CineScribe: LLM-based detection and mitigation of ambiguity in cine cardiac magnetic resonance reports.
Authors
Affiliations (4)
Affiliations (4)
- Barcelona Institute for Global Health (ISGlobal), C/ del Dr. Aiguader 88, Barcelona, 08003, Spain; Universitat Pompeu Fabra (UPF), Barcelona, 08003, Spain.
- Cardiac Imaging Unit, Cardiology Department, Hospital de la Santa Creu i Sant Pau, Barcelona, 08025, Spain; Universitat Autónoma de Barcelona (UAB), Barcelona, 08193, Spain.
- Cardiac Imaging Unit, Cardiology Department, Hospital de la Santa Creu i Sant Pau, Barcelona, 08025, Spain.
- Barcelona Institute for Global Health (ISGlobal), C/ del Dr. Aiguader 88, Barcelona, 08003, Spain; Universitat Pompeu Fabra (UPF), Barcelona, 08003, Spain; Barcelona Supercomputing Center, Edifici Omega 201, Jordi Girona 1 and 3, Barcelona, 08034, Spain. Electronic address: [email protected].
Abstract
Cine Cardiac Magnetic Resonance (cineCMR) is widely regarded as a reference standard for evaluating left-ventricular wall motion, yet interpretation remains variable and free-text reports frequently contain imprecise language that can lead to miscommunication. In this study, we present CineScribe, a novel lightweight large language model (LLM) trained on expert-annotated cineCMR reports to convert free-text clinical reports into structured regional wall-motion abnormality (RWMA) representations and support standardized report generation from validated diagnostic findings. CineScribe achieves high performance on the report-structuring task with a macro-F1 of 0.92 (95% CI, 0.89-0.94), enabling automated extraction of RWMAs from routine clinical documentation.

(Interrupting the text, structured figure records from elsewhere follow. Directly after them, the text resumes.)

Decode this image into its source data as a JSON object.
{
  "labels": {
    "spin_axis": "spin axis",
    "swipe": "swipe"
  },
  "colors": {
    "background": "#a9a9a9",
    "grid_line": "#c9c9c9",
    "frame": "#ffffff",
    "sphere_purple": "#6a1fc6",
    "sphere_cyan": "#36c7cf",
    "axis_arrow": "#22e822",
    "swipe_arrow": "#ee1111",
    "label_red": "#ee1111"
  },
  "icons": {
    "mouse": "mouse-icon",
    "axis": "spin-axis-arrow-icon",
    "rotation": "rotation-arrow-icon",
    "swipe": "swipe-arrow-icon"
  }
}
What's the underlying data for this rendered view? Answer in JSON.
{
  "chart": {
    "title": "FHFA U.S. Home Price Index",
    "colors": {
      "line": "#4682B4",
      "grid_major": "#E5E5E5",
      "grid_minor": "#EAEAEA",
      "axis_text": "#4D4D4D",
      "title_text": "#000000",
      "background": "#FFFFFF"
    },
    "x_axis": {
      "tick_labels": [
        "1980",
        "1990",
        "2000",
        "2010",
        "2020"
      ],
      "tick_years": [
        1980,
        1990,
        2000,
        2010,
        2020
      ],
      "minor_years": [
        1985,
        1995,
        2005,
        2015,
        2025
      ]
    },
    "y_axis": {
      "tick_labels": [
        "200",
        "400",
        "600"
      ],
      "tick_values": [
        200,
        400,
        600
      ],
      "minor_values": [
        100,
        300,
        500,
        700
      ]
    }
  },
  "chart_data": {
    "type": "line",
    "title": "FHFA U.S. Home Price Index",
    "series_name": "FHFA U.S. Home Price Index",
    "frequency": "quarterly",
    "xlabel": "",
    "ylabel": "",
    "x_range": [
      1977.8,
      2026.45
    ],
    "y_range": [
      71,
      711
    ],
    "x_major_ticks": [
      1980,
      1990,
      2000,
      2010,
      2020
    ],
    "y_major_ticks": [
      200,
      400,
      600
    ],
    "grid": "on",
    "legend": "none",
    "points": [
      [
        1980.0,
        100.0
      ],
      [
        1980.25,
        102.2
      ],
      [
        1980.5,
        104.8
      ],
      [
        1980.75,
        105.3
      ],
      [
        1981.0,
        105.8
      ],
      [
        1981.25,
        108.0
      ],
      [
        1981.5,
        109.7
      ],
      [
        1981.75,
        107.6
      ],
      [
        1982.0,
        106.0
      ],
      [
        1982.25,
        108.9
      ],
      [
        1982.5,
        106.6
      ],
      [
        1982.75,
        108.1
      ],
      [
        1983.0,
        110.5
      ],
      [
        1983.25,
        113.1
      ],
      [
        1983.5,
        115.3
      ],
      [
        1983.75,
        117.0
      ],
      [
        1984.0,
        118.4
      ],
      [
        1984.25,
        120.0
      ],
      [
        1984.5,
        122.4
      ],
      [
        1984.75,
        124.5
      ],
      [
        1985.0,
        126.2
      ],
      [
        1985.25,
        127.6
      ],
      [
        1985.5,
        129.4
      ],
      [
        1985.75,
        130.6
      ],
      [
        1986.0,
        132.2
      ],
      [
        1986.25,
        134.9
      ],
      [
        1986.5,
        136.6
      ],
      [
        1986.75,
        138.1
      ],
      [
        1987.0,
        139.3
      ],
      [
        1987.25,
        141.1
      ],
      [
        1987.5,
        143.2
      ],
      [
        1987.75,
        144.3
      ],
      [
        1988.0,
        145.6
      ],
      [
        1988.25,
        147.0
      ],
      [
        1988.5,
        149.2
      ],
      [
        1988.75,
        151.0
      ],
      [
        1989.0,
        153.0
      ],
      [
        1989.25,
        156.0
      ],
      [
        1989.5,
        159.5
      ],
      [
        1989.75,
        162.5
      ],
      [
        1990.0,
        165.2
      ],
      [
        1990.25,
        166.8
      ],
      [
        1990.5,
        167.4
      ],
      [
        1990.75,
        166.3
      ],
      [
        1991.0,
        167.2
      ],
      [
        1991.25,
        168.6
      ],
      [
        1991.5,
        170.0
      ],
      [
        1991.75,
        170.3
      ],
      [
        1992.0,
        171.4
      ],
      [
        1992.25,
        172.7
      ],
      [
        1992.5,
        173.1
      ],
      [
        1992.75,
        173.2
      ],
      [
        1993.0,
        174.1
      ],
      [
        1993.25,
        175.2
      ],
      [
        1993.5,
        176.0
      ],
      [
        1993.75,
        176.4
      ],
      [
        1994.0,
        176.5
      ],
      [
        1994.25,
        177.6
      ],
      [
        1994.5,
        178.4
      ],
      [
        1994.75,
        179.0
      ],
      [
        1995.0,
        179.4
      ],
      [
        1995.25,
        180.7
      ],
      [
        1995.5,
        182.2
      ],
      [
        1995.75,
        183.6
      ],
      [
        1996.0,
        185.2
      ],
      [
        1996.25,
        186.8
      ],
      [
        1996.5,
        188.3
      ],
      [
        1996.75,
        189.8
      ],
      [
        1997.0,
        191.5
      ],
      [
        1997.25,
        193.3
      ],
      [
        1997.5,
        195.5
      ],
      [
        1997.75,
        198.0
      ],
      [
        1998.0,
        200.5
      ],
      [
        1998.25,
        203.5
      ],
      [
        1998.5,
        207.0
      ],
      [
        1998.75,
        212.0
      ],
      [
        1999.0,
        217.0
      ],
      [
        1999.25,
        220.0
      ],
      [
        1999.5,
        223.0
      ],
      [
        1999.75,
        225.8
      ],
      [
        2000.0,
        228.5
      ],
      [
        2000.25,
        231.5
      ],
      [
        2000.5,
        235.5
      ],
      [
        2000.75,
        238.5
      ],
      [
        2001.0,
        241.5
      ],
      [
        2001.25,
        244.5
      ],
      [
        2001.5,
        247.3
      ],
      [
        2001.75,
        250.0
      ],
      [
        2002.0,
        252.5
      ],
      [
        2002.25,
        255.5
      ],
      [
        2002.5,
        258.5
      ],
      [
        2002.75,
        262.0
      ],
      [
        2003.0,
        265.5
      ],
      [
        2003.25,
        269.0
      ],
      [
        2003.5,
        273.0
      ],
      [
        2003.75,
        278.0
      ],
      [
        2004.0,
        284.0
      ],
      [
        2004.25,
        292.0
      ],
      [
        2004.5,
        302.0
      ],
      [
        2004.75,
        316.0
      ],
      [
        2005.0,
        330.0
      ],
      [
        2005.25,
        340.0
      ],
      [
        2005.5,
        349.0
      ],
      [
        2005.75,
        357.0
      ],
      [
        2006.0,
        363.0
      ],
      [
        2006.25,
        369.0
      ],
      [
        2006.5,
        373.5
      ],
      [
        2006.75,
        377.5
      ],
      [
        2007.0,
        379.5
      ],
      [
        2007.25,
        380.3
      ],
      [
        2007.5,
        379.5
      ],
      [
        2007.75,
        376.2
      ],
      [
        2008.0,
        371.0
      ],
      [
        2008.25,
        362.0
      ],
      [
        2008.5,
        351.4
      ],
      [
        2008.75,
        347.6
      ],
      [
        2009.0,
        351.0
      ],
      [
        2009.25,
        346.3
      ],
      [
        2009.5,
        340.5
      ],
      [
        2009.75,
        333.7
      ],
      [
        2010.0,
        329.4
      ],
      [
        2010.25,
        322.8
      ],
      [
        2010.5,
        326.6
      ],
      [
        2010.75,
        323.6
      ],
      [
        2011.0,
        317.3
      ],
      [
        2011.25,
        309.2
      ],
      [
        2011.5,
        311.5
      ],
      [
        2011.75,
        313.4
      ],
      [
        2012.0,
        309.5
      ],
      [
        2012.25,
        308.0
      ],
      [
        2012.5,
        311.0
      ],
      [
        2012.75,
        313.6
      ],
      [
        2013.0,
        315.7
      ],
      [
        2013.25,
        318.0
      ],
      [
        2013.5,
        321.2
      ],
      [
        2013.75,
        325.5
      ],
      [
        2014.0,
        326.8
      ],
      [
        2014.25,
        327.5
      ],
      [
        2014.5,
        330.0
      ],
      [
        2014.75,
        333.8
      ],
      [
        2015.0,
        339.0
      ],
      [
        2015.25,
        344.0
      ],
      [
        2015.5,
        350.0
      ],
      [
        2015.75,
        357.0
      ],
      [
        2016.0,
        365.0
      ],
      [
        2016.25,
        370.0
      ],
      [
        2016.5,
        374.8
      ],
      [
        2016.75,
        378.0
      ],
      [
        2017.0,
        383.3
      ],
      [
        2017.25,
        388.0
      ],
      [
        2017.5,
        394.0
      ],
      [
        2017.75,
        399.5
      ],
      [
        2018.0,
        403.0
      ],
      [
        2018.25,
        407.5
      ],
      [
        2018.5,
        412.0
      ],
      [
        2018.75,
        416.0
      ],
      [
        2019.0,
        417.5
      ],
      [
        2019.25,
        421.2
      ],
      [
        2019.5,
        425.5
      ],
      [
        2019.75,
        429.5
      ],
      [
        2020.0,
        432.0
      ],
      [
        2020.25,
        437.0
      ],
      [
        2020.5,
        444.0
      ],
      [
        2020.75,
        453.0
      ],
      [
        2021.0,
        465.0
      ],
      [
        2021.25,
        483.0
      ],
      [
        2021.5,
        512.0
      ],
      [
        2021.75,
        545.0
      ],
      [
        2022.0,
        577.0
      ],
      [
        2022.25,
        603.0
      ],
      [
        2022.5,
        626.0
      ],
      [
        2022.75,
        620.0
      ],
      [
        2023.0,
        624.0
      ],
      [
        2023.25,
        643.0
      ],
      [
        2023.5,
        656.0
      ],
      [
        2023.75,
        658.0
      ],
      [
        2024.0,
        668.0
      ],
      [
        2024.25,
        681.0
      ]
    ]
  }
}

Beyond structuration, we introduce a Report-Level Confidence (RLC) score, derived from token-level conditional probabilities of the model, to quantify uncertainty during structured information extraction. Using an enriched multi-expert annotated dataset, we show that reduced model confidence is strongly associated with report ambiguity, which in turn corresponds to diagnostically complex cineCMR cases characterized by increased inter-observer variability during expert video review. CineScribe detected ambiguous reports with good discrimination with a ROC-AUC of 0.76 (95% CI, 0.68-0.85). Human evaluation using the QUEST framework demonstrated that reports generated from expert-validated findings were clinically appropriate, with 78% (95% CI, 74%-83%) rated as both correct and complete. Together, these results show that model confidence during clinical information extraction can serve as a practical indicator of ambiguity in medical reporting, enabling targeted expert review of diagnostically complex cases and supporting more consistent and efficient cineCMR documentation.